You just can’t keep Paul Bialas and his cameras out of abandoned and crumbling brewery buildings.

A year after his photo book about Pabst came out, he’s back with another one featuring Schlitz, known for — say it with me — “the beer that made Milwaukee famous.”

Like a vulture circling its lunch on the highway below, Bialas has an insatiable fascination with the history of these once-thriving Milwaukee giants and the carcasses left behind when the workers disappeared.
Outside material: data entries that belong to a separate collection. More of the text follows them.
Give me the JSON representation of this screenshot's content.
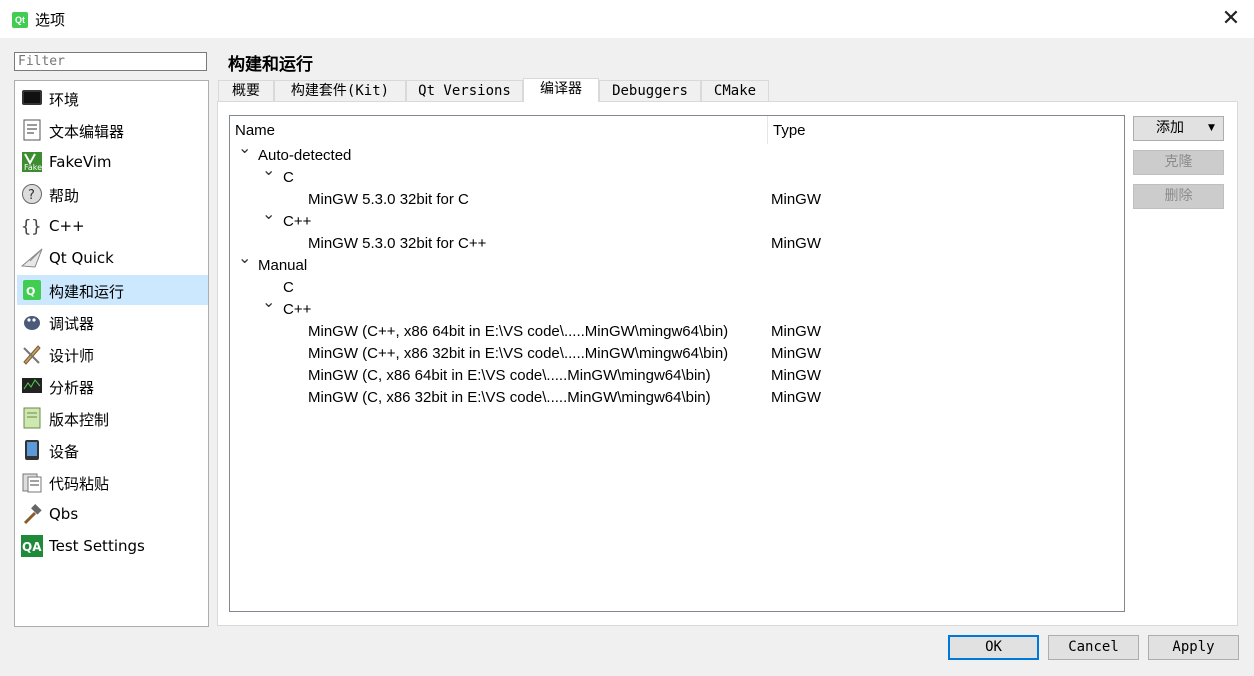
{
  "window": {
    "title": "选项",
    "app_icon_text": "Qt"
  },
  "filter": {
    "placeholder": "Filter"
  },
  "sidebar": {
    "items": [
      {
        "label": "环境",
        "icon": "monitor-icon"
      },
      {
        "label": "文本编辑器",
        "icon": "text-document-icon"
      },
      {
        "label": "FakeVim",
        "icon": "fakevim-icon"
      },
      {
        "label": "帮助",
        "icon": "help-icon"
      },
      {
        "label": "C++",
        "icon": "braces-icon"
      },
      {
        "label": "Qt Quick",
        "icon": "paper-plane-icon"
      },
      {
        "label": "构建和运行",
        "icon": "build-run-icon",
        "selected": true
      },
      {
        "label": "调试器",
        "icon": "bug-icon"
      },
      {
        "label": "设计师",
        "icon": "designer-icon"
      },
      {
        "label": "分析器",
        "icon": "analyzer-icon"
      },
      {
        "label": "版本控制",
        "icon": "version-control-icon"
      },
      {
        "label": "设备",
        "icon": "device-icon"
      },
      {
        "label": "代码粘贴",
        "icon": "code-paste-icon"
      },
      {
        "label": "Qbs",
        "icon": "hammer-icon"
      },
      {
        "label": "Test Settings",
        "icon": "qa-icon"
      }
    ]
  },
  "page": {
    "title": "构建和运行"
  },
  "tabs": [
    {
      "label": "概要"
    },
    {
      "label": "构建套件(Kit)"
    },
    {
      "label": "Qt Versions"
    },
    {
      "label": "编译器",
      "active": true
    },
    {
      "label": "Debuggers"
    },
    {
      "label": "CMake"
    }
  ],
  "tree": {
    "columns": {
      "name": "Name",
      "type": "Type"
    },
    "rows": [
      {
        "label": "Auto-detected",
        "type": "",
        "level": 0,
        "expanded": true
      },
      {
        "label": "C",
        "type": "",
        "level": 1,
        "expanded": true
      },
      {
        "label": "MinGW 5.3.0 32bit for C",
        "type": "MinGW",
        "level": 2
      },
      {
        "label": "C++",
        "type": "",
        "level": 1,
        "expanded": true
      },
      {
        "label": "MinGW 5.3.0 32bit for C++",
        "type": "MinGW",
        "level": 2
      },
      {
        "label": "Manual",
        "type": "",
        "level": 0,
        "expanded": true
      },
      {
        "label": "C",
        "type": "",
        "level": 1,
        "leaf": true
      },
      {
        "label": "C++",
        "type": "",
        "level": 1,
        "expanded": true
      },
      {
        "label": "MinGW (C++, x86 64bit in E:\\VS code\\.....MinGW\\mingw64\\bin)",
        "type": "MinGW",
        "level": 2
      },
      {
        "label": "MinGW (C++, x86 32bit in E:\\VS code\\.....MinGW\\mingw64\\bin)",
        "type": "MinGW",
        "level": 2
      },
      {
        "label": "MinGW (C, x86 64bit in E:\\VS code\\.....MinGW\\mingw64\\bin)",
        "type": "MinGW",
        "level": 2
      },
      {
        "label": "MinGW (C, x86 32bit in E:\\VS code\\.....MinGW\\mingw64\\bin)",
        "type": "MinGW",
        "level": 2
      }
    ]
  },
  "side_buttons": {
    "add": "添加",
    "clone": "克隆",
    "remove": "删除"
  },
  "dialog_buttons": {
    "ok": "OK",
    "cancel": "Cancel",
    "apply": "Apply"
  }
}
“I love it. Going in there gets me fired up, and few things do that. I wonder if I have just peaked and now I won’t have that feeling again. These two buildings — Pabst and Schlitz abandoned buildings — how do you top that?” he said.

The self-published “Schlitz Brewing Art” is available on Amazon; Bialas’ website, LakeCountryPhoto.com; and at local bookstores, including Best Place gift shop at the old Pabst site, Barnes & Noble, Books & Company and Boswell Book Company.

Just to be clear, Bialas had permission to photograph both brewery sites. It was easier at Schlitz, he said, because light poured in through the skylight atop the seven-story building that housed two brewhouses, two labs and a malt house.